時聞和燕克行親自上陣,用麻醉槍嘗試性地打了兩槍,居然也沒打到它。
周宏忠也很無奈:「現在這種情況我們只能先記錄,你們觀察一段時間,我們也回去想想辦法,看怎麼妥善解決這件事情。」
時聞:「只能這樣了。」
說著,時聞感覺到不可思議:「我們來這裡開了那麼長時間的牧場,一直算橫著走,沒想到現在居然被一隻白肩雕欺負了。
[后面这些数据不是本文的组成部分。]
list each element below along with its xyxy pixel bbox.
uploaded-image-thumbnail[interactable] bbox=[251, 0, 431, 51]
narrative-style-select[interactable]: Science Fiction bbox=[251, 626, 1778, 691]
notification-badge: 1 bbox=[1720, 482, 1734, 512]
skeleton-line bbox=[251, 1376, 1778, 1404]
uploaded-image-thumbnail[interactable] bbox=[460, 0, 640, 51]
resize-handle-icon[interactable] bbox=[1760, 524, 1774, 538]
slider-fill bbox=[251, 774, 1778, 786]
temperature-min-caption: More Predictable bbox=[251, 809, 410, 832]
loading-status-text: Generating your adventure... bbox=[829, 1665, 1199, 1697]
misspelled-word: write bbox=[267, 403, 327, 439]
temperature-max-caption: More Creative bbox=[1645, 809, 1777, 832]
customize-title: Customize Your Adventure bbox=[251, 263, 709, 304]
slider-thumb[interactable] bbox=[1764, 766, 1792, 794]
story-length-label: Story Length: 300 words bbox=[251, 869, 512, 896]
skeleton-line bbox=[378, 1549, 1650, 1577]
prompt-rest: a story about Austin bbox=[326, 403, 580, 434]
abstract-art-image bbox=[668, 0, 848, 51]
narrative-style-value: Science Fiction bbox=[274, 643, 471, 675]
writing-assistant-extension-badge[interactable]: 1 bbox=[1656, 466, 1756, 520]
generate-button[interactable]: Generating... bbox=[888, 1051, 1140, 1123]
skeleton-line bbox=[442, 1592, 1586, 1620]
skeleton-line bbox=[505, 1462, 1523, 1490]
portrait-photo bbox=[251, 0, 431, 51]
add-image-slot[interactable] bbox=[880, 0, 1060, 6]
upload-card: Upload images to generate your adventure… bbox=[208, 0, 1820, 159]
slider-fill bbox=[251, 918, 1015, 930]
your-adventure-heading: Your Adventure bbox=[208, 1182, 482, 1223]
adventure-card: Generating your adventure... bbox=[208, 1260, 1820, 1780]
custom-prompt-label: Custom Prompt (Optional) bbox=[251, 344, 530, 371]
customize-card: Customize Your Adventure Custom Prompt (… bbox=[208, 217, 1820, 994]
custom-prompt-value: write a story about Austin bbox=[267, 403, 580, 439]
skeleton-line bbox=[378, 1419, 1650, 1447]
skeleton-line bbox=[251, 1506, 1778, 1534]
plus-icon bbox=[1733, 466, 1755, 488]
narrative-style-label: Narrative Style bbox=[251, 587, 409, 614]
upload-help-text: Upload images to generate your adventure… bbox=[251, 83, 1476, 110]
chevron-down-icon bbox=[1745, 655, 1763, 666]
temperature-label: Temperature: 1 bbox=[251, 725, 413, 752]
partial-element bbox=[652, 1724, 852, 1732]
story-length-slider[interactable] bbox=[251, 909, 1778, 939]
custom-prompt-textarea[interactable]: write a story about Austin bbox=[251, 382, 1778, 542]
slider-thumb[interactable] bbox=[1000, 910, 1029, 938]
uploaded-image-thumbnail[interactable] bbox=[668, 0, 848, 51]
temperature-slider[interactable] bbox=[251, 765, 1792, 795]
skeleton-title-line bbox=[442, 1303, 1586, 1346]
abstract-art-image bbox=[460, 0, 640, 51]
」
周宏忠拍拍他的肩膀:「也不算被欺負,只能說,這隻白肩雕確實機靈,你說它那麼機靈,干點什麼不好,非用來幹壞事?」
時聞:「可能因為幹壞事的收益最大吧。」
白肩雕想要在這個季節找到食物可不是一件容易的事情,很多小動物已經陷入冬眠了,果實和樹葉也掉落了,野草枯黃,連菌子都沒了。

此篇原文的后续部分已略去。